In Deserto mohave Tex viene catturato dal cattivo di turno per due motivi: il suo pard perde i sensi impattando contro una parete a causa di un'esplosione di dinamite. Tutto nella norma, senonché una degli ostaggi che stava tentando di salvare cade in acqua per nessun motivo apparente rischiando di annegare, venendo quindi salvata da Tex che avrebbe potuto nascondersi con loro per riorganizzarsi (forzatura negativa/sfortuna). Successivamente, sia lui che Kit vengono imprigionati dal cattivo, che rivela di non volergli fare del male perché mosso in realtà dal desiderio di voler fare giustizia, quindi gli innocenti non si toccano.

Il problema è che la banda del cattivo poche pagine prima aveva sterminato il gruppo di nativi mohave facenti parte della spedizione di Tex con dei candelotti di dinamite. E vi ricordo che questi facevano il bello e il cattivo tempo con tutti gli altri membri della tribù che con loro non c'entravano niente. In più, si scopre che uno dei nativi membri della spedizione - l'unico non imbecille - è sopravvissuto, riuscendo quindi a liberare Willer e Carson, grazie soprattutto al fatto che il cattivo aveva volontariamente lasciato le chiavi della loro cella appese ad una parete lì vicino (!?)

Ve lo devo pure dire che tutte queste sono forzature atte esclusivamente a creare una tensione incoerente che porterà inevitabilmente al trionfo di Tex?

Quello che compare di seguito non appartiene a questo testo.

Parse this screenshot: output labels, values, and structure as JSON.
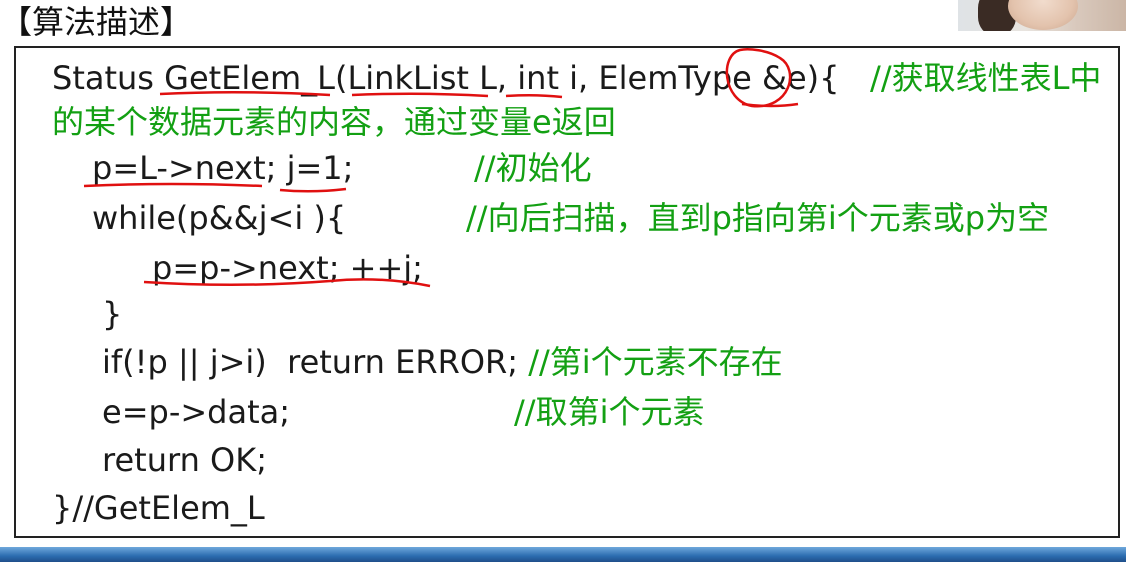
{
  "slide": {
    "title": "【算法描述】"
  },
  "code": [
    {
      "code": "Status GetElem_L(LinkList L, int i, ElemType &e){   ",
      "comment": "//获取线性表L中"
    },
    {
      "code": "",
      "comment": "的某个数据元素的内容，通过变量e返回"
    },
    {
      "code": "p=L->next; j=1;",
      "comment": "//初始化"
    },
    {
      "code": "while(p&&j<i ){",
      "comment": "//向后扫描，直到p指向第i个元素或p为空"
    },
    {
      "code": "p=p->next; ++j;",
      "comment": ""
    },
    {
      "code": "}",
      "comment": ""
    },
    {
      "code": "if(!p || j>i)  return ERROR; ",
      "comment": "//第i个元素不存在"
    },
    {
      "code": "e=p->data;",
      "comment": "//取第i个元素"
    },
    {
      "code": "return OK;",
      "comment": ""
    },
    {
      "code": "}//GetElem_L",
      "comment": ""
    }
  ],
  "colors": {
    "comment": "#13a013",
    "annotation": "#e01010",
    "text": "#1a1a1a",
    "footer": "#2b6cb0"
  }
}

Il bello è che lo sceneggiatore e gli stessi personaggi ne sono perfettamente consapevoli. Durante la scena della liberazione dalla cella, i due pards hanno questo scambio di battute:

Kit: Gran putifarre! Sapevi che il ragazzo ci sarebbe venuto in soccorso?
- Tex: No, vecchio mio... ma un po' ci speravo. Non gli avrei affidato i nostri cavalli, se non mi fossi fidato di lui.

Fosse stato un albo di Deadpool avrei pure riso, ma pensandoci bene mi è salita un'amarezza tremenda. Se anche uno volesse giustificare la presenza del ragazzo, in verità pure passabile, come si giustifica l'attacco di demenza di un cattivo che, fino a quel momento, era stato cinico, spietato e, cosa più importante, molto intelligente?

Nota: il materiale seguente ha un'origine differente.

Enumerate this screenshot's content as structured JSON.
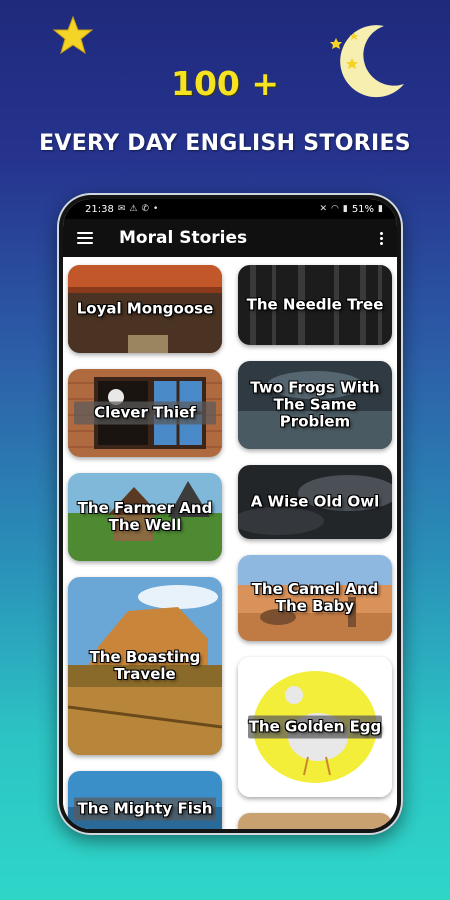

E questo è solo un esempio. Nel numero 695 della serie regolare, L'ultima vendetta, albo celebrativo dei 70 anni del personaggio scritto dal curatore testata, Mauro Boselli (l'unico sceneggiatore in grado di farmi digerire Zagor), Tex è costretto ad infiltrarsi in una casupola piena di gente che vuole farlo fuori. La scena è molto epica: Tex riesce a sbaragliare da solo quello che, a conti fatti, è un piccolo esercito; ma 98 pagine sono tante, ed ecco che quindi l'edificio gli cade addosso, seppellendolo (forzatura negativa) e facendolo però solo svenire (forzatura negativa perché immobilizza l'eroe, ma anche positiva perché non lo uccide) alla mercé dei suoi aguzzini che... non lo uccidono! (forzatura positiva) 

Ciò va anche a svalutare quelle che sono le potenzialità del personaggio. Non sarebbe molto più interessante se Tex ne uscisse fuori con le sue sole forze, rivelandosi al contempo migliore di un cattivo non macchietta, ma altrettanto capace, interessante e magari ricorrente quanto lui, tanto da metterlo costantemente in difficoltà?

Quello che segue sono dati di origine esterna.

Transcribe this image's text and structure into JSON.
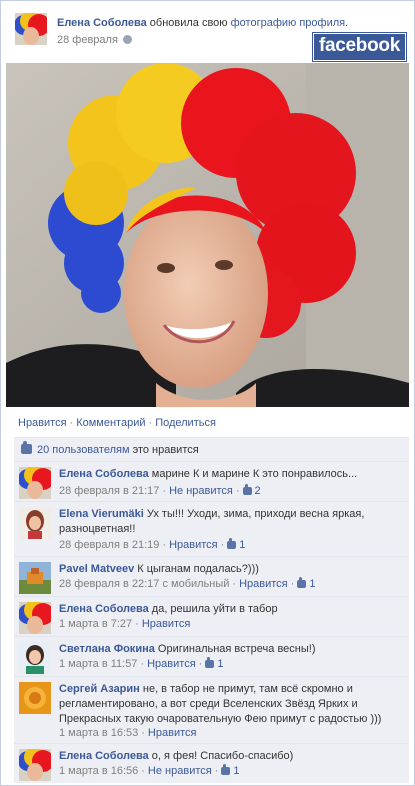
{
  "post": {
    "author": "Елена Соболева",
    "action": " обновила свою ",
    "action_link": "фотографию профиля",
    "action_end": ".",
    "date": "28 февраля"
  },
  "brand": {
    "logo_text": "facebook",
    "color": "#3b5998"
  },
  "actions": {
    "like": "Нравится",
    "comment": "Комментарий",
    "share": "Поделиться",
    "separator": "·"
  },
  "likes": {
    "count_link": "20 пользователям",
    "text": " это нравится"
  },
  "comments": [
    {
      "author": "Елена Соболева",
      "text": "марине К и марине К это понравилось...",
      "time": "28 февраля в 21:17",
      "like_action": "Не нравится",
      "likes": "2"
    },
    {
      "author": "Elena Vierumäki",
      "text": "Ух ты!!! Уходи, зима, приходи весна яркая, разноцветная!!",
      "time": "28 февраля в 21:19",
      "like_action": "Нравится",
      "likes": "1"
    },
    {
      "author": "Pavel Matveev",
      "text": "К цыганам подалась?)))",
      "time": "28 февраля в 22:17 с мобильный",
      "like_action": "Нравится",
      "likes": "1"
    },
    {
      "author": "Елена Соболева",
      "text": "да, решила уйти в табор",
      "time": "1 марта в 7:27",
      "like_action": "Нравится",
      "likes": ""
    },
    {
      "author": "Светлана Фокина",
      "text": "Оригинальная встреча весны!)",
      "time": "1 марта в 11:57",
      "like_action": "Нравится",
      "likes": "1"
    },
    {
      "author": "Сергей Азарин",
      "text": "не, в табор не примут, там всё скромно и регламентировано, а вот среди Вселенских Звёзд Ярких и Прекрасных такую очаровательную Фею примут с радостью )))",
      "time": "1 марта в 16:53",
      "like_action": "Нравится",
      "likes": ""
    },
    {
      "author": "Елена Соболева",
      "text": "о, я фея! Спасибо-спасибо)",
      "time": "1 марта в 16:56",
      "like_action": "Не нравится",
      "likes": "1"
    }
  ],
  "icons": {
    "privacy": "globe-icon",
    "like": "thumbs-up-icon"
  }
}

Io sono sicuro che moltissima gente sia pronta a difendere a spada tratta questo stile di scrittura. Magari asserendo che Tex è talmente figo e invincibile che l'unica cosa che può fermarlo è proprio il caso, cosa che ne attesterebbe ulteriormente la potenza rispetto ad altri eroi più blasonati ma comunque vulnerabili. Onestamente a me sembra solo il mero tentativo di preservare una narrativa morta e sepolta che però piace tanto al fan medio di Tex (e vedendo i commenti sotto la pagina Facebook ufficiale del personaggio, ci si accorge subito di che minus habens stiamo parlando).

Mi dispiace davvero tanto che la testata non possa prendere una direzione diversa (a meno che il 90% della sua utenza non muoia di vecchiaia) come invece stanno facendo tutte le meravigliose iniziative collaterali dedicate ad Aquila della notte. I Texoni e i volumi "alla francese" mostrano una qualità che ogni appassionato di fumetti (indipendentemente dai gusti) dovrebbe sostenere.

Faccio i migliori auguri per l'avvenire a Tex e ai suoi demiurghi, ai quali offrirò tutto il mio sostegno (nei limiti delle mie finanze, s'intende). Viva il fumetto italiano! Viva Sergio Bonelli Editore! Ma, soprattutto, VIVA TEX!